New techniques to manage boiler erosion

Online Editor

A Texas-based power plant was suffering boiler erosion, HVTS cladding has helped reduce downtime and costs.

A Texas based 350MW capacity power plant based and customer of IGS had begun to have problems with two of its boilers. Built by a South Korean boiler manufacturer in 1990 and 1991, the boiler burn lignite fuel then use limestone injection to reduce nitrogen oxide and sulphur dioxide emissions.

Unfortunately, the parts of the boiler most under pressure, including the lower furnace zone refractory interface and the boiler corners, have eroded leading to tube metal thinning. The plant was originally using carbon steel weld build up on the tubes at the refractory interface as an annual maintenance practice but this led to hard surfacing creating irregular bumpy patterns that set up little locations for eddy currents within the boilers leading to gouging and rapid metal loss.

The solution

Each boiler is on a two-year maintenance cycle and critical and maintenance and repair specialists IGS first began adding HVTS alloy cladding to the units in 2003. Over the past few years IGS has raised the HVTS protection at the refractory interface on the east and west walls along with applying the cladding around the cyclone inlet.

This protection has helped reduce the need for constant mechanical work since the hardness of HVTS exceeds the hardness of the bed ash. As a result, the plant has been able to move to two-year outage cycles for the boilers, taking one down every other year.

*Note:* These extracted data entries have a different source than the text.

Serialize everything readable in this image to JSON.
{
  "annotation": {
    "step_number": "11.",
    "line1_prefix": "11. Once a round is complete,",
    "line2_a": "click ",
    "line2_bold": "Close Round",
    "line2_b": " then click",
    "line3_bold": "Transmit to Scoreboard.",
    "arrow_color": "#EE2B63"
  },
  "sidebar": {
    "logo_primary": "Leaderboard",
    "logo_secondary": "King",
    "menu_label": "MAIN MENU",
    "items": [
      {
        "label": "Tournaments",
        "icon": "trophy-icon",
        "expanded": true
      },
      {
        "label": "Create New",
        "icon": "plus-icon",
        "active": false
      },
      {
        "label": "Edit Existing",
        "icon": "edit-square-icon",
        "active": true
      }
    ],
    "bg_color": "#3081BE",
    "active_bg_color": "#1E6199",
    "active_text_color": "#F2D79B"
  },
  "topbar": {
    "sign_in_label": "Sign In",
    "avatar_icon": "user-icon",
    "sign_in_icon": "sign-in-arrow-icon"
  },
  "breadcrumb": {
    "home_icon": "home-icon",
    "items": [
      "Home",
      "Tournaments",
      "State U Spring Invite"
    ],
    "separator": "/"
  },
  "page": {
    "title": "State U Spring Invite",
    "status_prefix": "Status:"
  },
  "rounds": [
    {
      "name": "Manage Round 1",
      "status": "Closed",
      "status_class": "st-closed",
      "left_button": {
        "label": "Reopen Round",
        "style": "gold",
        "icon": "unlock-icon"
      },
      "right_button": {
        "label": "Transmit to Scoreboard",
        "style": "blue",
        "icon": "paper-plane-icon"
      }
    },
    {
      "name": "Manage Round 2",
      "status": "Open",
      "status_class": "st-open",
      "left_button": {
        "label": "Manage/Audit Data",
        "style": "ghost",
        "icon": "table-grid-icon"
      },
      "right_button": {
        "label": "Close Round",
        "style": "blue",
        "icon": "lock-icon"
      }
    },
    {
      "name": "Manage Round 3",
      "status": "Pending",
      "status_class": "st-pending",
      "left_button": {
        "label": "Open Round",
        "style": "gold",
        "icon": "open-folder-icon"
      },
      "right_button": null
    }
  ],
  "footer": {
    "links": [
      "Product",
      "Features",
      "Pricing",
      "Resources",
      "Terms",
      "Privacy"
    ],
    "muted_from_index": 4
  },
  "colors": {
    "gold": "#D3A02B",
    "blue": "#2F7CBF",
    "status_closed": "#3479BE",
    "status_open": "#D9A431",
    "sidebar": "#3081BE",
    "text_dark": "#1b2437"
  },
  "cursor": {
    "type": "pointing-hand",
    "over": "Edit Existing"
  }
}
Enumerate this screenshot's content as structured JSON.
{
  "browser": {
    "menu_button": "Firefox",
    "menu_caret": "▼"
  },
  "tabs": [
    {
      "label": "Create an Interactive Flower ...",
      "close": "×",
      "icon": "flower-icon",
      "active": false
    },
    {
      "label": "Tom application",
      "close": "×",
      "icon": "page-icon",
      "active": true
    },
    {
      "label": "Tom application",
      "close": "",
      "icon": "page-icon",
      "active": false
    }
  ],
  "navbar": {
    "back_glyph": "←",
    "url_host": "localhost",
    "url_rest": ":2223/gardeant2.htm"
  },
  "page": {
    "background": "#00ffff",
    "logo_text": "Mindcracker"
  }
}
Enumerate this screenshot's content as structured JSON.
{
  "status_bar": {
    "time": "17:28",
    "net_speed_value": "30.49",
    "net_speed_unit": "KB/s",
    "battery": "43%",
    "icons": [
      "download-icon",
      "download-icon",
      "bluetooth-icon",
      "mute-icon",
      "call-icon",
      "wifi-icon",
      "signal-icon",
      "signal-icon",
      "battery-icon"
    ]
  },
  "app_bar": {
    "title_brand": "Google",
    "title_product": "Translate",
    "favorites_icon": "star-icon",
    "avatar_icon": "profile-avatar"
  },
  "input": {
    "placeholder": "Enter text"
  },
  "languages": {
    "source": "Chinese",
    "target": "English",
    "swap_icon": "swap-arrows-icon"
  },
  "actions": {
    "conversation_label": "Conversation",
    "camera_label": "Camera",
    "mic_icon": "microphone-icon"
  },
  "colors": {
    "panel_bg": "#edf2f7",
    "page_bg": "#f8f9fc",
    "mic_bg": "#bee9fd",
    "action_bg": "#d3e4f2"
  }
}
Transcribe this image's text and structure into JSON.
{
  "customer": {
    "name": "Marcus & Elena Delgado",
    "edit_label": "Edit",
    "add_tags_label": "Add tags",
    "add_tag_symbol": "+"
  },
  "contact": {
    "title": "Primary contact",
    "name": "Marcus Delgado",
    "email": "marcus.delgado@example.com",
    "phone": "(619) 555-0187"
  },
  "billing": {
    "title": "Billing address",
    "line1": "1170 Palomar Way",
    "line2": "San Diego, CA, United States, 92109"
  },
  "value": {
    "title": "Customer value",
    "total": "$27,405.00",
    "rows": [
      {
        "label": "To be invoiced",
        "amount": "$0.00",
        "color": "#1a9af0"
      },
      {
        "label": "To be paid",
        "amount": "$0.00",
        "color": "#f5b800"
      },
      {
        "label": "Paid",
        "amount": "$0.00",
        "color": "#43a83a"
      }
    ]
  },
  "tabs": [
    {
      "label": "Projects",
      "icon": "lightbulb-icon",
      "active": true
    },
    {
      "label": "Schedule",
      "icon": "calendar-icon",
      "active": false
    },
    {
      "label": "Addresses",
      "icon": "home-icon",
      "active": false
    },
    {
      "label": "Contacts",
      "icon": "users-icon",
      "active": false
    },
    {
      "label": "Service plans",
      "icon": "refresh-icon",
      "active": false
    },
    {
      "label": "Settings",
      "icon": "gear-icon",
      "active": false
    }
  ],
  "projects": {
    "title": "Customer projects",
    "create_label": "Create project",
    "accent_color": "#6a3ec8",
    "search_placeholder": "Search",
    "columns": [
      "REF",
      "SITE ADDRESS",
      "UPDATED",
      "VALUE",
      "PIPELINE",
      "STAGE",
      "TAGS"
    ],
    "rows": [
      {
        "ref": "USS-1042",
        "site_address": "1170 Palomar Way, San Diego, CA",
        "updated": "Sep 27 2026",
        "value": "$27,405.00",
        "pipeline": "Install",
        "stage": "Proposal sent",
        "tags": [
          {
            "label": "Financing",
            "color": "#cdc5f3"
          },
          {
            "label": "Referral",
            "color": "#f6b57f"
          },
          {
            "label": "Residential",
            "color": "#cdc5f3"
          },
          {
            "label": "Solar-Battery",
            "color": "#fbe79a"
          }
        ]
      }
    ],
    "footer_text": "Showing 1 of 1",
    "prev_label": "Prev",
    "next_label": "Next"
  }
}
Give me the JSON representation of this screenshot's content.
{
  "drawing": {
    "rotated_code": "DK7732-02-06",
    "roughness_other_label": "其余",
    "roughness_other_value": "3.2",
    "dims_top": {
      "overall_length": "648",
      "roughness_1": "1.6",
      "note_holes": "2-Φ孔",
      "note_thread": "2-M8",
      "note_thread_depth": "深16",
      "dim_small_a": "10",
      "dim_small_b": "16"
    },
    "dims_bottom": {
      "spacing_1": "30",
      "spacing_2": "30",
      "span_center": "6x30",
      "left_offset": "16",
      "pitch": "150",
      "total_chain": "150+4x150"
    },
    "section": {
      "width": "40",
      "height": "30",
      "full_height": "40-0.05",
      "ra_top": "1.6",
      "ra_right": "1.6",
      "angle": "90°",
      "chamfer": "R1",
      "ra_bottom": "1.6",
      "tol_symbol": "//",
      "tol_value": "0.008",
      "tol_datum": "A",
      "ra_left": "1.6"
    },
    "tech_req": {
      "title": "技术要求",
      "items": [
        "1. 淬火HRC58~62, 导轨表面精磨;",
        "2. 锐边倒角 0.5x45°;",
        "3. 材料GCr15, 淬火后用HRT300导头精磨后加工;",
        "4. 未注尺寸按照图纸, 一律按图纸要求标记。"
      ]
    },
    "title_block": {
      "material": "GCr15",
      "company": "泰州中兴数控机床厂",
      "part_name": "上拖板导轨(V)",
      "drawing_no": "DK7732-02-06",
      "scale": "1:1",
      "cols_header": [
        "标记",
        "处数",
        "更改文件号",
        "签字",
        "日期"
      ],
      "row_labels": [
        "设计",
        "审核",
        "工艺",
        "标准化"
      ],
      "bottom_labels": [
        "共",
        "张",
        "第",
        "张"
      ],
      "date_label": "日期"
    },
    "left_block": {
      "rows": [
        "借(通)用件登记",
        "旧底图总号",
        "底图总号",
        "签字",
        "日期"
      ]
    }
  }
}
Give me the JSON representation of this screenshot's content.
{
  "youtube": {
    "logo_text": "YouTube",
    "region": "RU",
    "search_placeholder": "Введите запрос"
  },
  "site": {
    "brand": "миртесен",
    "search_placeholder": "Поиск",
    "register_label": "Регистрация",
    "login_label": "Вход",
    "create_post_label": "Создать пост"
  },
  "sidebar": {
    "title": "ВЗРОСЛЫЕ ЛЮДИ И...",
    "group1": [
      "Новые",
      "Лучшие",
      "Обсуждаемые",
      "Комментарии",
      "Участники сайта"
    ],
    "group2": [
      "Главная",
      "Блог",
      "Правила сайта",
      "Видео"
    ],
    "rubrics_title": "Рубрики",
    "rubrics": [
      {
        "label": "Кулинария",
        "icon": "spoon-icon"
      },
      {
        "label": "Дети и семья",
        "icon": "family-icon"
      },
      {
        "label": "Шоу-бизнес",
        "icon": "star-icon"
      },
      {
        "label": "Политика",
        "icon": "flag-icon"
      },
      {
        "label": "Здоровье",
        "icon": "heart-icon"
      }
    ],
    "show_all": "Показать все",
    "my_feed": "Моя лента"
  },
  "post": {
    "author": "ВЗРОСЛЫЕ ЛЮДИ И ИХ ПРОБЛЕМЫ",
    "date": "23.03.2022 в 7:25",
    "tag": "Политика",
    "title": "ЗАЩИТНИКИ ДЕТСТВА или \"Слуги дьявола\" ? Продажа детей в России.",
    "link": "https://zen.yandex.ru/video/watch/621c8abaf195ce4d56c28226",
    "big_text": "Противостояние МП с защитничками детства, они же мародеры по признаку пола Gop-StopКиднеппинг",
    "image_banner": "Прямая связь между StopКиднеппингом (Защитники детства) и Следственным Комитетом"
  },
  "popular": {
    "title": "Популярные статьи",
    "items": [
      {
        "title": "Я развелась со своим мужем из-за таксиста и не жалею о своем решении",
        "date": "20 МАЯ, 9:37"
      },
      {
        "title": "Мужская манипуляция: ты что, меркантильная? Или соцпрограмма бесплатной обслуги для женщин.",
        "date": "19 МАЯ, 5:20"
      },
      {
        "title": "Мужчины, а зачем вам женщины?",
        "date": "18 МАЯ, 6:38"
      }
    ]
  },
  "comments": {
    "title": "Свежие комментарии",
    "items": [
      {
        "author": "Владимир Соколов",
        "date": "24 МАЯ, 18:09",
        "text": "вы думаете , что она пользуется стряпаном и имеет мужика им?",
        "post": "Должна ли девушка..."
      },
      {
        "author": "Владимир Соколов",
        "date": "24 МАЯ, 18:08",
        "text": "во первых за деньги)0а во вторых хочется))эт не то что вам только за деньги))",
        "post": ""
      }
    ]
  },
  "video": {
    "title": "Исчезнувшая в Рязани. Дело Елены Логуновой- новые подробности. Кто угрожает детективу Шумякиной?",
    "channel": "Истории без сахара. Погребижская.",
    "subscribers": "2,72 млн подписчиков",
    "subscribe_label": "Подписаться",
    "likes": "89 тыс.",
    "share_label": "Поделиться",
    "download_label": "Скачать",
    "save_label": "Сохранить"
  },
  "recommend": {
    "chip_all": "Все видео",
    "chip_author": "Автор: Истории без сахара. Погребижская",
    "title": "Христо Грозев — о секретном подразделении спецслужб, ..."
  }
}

Paul Strauss, a boiler maintenance expert at IGS said: “The plant is satisfied with our work since we get the job done on time, within budget and to a high standard. That we are able to match the cladding thickness with erosion rates has been key to our success. as we are able to make the cladding as thick as 50 mils in the worst areas of the boilers.”

Welding to HVTS

An extensive mechanical repair process during each outage was moved to a less labour-intensive thermal spray application.

Welding and pressure part replacement required heavy transportation to the site, extensive turn around and as many as five men per shift, as well as unpredictable wear rates compared with the HVTS system which is not heavy to transport, has a shorter turnaround time, does not require extensive manpower and has projected wear rates and predictable maintenance.


IGS delivered an engineering package as part of the project – this included the project plan, a method statement, an inspection test plan, a project safety analysis, a risk mitigation plan and the job specific safety data sheets.